Currently, I associate masculinity with comfort and confidence in my preferences and with a desire to learn new things. New things like knitting, for example. Knitting is cool, OK? Why wouldn’t you want to learn how to make your own scarf? I went out of my way to buy a spool of yarn and some knitting needles, and I made the coolest scarf ever. I didn’t enjoy the long process of knitting, but I did like learning and I did like the end product of a homemade scarf. And I feel no less masculine! In fact, I feel even more masculine because I acted upon the impulse to make a scarf, committed myself to completing it, and proudly tell others that I know how to knit.

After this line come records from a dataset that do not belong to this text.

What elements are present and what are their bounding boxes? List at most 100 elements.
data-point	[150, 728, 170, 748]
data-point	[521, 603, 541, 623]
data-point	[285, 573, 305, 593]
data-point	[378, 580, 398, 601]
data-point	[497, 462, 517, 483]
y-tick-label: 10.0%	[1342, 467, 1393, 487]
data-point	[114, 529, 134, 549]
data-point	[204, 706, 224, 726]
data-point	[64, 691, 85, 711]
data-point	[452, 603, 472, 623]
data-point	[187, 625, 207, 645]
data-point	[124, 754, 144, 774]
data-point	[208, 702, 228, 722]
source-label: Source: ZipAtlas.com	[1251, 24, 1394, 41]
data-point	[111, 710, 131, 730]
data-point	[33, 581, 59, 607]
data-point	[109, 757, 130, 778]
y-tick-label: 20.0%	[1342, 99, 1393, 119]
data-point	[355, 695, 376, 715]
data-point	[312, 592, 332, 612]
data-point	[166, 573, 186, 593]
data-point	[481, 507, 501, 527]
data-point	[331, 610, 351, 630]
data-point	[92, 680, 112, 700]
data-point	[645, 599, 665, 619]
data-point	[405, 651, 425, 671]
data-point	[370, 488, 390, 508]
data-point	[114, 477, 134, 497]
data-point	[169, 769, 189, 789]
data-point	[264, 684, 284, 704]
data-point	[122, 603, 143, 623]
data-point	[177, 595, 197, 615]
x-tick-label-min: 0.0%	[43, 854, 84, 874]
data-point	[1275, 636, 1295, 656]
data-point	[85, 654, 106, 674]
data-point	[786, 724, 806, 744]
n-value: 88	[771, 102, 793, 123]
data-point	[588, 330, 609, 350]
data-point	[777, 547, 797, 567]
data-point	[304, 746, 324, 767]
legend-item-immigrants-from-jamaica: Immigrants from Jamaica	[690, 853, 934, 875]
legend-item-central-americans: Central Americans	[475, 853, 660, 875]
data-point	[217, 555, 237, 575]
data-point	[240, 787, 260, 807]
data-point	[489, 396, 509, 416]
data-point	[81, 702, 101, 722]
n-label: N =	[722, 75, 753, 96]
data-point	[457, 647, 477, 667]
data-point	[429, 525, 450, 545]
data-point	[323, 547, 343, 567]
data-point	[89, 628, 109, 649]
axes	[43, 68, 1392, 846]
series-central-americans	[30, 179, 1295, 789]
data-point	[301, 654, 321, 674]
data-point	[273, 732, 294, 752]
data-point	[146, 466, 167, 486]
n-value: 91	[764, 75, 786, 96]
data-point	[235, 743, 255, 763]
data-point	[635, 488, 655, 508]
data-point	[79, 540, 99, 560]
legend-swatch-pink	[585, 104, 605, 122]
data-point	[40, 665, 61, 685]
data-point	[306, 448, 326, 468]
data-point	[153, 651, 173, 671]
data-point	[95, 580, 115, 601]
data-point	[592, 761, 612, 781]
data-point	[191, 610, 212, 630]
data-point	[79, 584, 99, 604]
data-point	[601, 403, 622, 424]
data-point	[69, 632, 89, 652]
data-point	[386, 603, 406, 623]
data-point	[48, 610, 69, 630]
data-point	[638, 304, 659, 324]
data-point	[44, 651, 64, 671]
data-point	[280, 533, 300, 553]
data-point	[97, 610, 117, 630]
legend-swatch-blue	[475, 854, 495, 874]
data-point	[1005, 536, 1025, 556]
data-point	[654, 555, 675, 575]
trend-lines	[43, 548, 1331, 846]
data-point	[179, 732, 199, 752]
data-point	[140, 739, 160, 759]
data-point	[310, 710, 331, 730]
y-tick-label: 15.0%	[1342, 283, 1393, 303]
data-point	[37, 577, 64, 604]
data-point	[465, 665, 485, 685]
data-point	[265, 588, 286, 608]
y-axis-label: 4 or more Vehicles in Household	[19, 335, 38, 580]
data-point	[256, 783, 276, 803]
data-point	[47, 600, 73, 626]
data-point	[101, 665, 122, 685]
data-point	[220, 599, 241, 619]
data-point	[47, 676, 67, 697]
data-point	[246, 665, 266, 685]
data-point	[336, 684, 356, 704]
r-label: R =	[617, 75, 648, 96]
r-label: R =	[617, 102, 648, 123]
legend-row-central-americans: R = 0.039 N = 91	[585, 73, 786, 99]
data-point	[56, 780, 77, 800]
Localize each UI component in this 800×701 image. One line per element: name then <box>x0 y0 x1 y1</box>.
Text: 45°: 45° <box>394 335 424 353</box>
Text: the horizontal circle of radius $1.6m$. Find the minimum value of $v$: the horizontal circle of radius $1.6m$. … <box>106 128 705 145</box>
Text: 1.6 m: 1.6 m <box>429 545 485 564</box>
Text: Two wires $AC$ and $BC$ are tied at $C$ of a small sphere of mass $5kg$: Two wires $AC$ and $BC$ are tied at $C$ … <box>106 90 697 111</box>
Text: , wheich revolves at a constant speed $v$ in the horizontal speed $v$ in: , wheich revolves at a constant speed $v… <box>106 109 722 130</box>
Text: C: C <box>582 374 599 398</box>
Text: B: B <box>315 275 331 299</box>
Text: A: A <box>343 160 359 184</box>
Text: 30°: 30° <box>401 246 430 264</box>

The Answer Comes From Within

Contrary to what you might hear from some people, there is no code for masculinity. Plenty of people will tell you that to be a man you need to go to the gym or learn how to change a tire or know the sport of football or baseball or basketball or hockey or lacrosse or soccer or tennis or cricket or swimming or cycling or fishing or quidditch. But whoever tells you that is full of bologna and just wants you to believe in what they believe in. Thinking in absolutes creates limits, as if there is only one way to “be a man.” These limits are counterproductive and shouldn’t determine what you do to feel like a man. Regardless of how you identify or your sexual orientation, there isn’t an instruction manual that can tell you how to be a man—what to say, how to act and where to spend your time. The answers come from within you.

Masculinity is something that is different for each one of us, and what it means is unique to each person. Dwayne Johnson is a man, and he can probably bench press entire fire trucks. Leonardo DiCaprio is suave enough to steal a bride from her own wedding. Tyler Durden gets into bare knuckle fist fights. I can’t and don’t want to do any of these things. I’m my own type of masculine and that’s OK.